Everyone with Medicare should have Medicare Part D prescription drug coverage unless they have drug coverage from another source. But, our government can’t control the corporate greed among the Part D insurers. As a result, people often spend more in copays for their drugs through Part D coverage than they would using a mail-order pharmacy and paying the full price of the drugs, and Medicare spends billions more than it should on the drugs insurers do cover, reports Christopher Weaver, Tom McGinty and Anna Wilde Mathews for the Wall Street Journal.
The WSJ reporters focus on how the mail-order pharmacies owned by UnitedHealth, CVS and Humana send Part D enrollees way more drugs than they need, $3 billion worth in 2021, 2022 and 2023. And, Medicare pays. UnitedHealth’s pharmacy sent one enrollee more than twice as many pills as he needed for a year! Not only do these extra pills drive up spending, they can lead people to take more pills than needed or the wrong pills.
Even though these mail-order pharmacies were responsible for less than 10 percent of all Medicare prescriptions, they dispensed nearly 40 percent of the excess drugs. These pharmacies too often refill 90-day prescriptions when the refill is unnecessary. Of course, sometimes people need these refills, but sometimes they receive them automatically when they are not needed.
The issue is complicated because a substantial cohort of people with Medicare need their medicines and are unable to manage the mail-order pharmacy emails and text messages regarding refills. Automatic refills ensure they have the drugs they need. At the same time, the insurers are pushing the drugs on people who don’t need them and lining their pockets in the process. They profit from dispensing fees and drug markups.

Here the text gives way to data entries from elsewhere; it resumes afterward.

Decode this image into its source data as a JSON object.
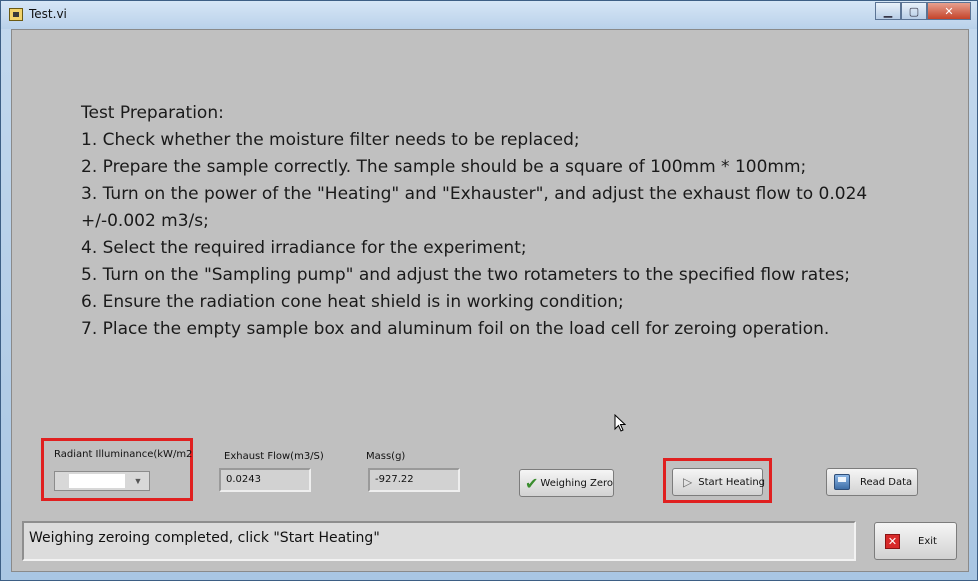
{
  "window": {
    "title": "Test.vi",
    "controls": {
      "minimize": "▁",
      "maximize": "▢",
      "close": "✕"
    }
  },
  "instructions": {
    "heading": "Test Preparation:",
    "steps": [
      "1. Check whether the moisture filter needs to be replaced;",
      "2. Prepare the sample correctly. The sample should be a square of 100mm * 100mm;",
      "3. Turn on the power of the \"Heating\" and \"Exhauster\", and adjust the exhaust flow to 0.024 +/-0.002 m3/s;",
      "4. Select the required irradiance for the experiment;",
      "5. Turn on the \"Sampling pump\" and adjust the two rotameters to the specified flow rates;",
      "6. Ensure the radiation cone heat shield is in working condition;",
      "7. Place the empty sample box and aluminum foil on the load cell for zeroing operation."
    ]
  },
  "controls": {
    "radiant_illuminance": {
      "label": "Radiant Illuminance(kW/m2",
      "value": ""
    },
    "exhaust_flow": {
      "label": "Exhaust Flow(m3/S)",
      "value": "0.0243"
    },
    "mass": {
      "label": "Mass(g)",
      "value": "-927.22"
    }
  },
  "buttons": {
    "weighing_zero": "Weighing Zero",
    "start_heating": "Start Heating",
    "read_data": "Read Data",
    "exit": "Exit"
  },
  "status": {
    "message": "Weighing zeroing completed, click \"Start Heating\""
  },
  "colors": {
    "panel_bg": "#c0c0c0",
    "highlight": "#e02020"
  }
}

During the Covid pandemic, Medicare allowed insurers to send out refills 68 days after the 90-day supply expired. The WSJ reporters found that UnitedHealth’s mail-order pharmacy sent out refills even sooner than that 11 percent of the time.
Patients who try to stop automatic refills that they do not need have no financial incentive to do so when there’s no copay involved. When they try, some find that the insurers’ website makes it challenging to do so. It’s less frustrating to let the refills keep coming.
From a cost perspective, UnitedHealth was responsible for $142 worth of excess drugs for each of its Medicare enrollees over the three years, Humana was responsible for $90 worth. Both insurers claim that the WSJ data is old and their refill policies changed post-pandemic.
UnitedHealth, Humana and CVS all own or otherwise contract with pharmacies, physicians and other providers in addition to running insurance companies. This “vertical” integration allows them more control over the services they cover. It also allows them to generate more profits. They can game a law that forbids them from spending less than 85 percent of Medicare dollars on health care services. They simply pass the extra money to subsidiaries.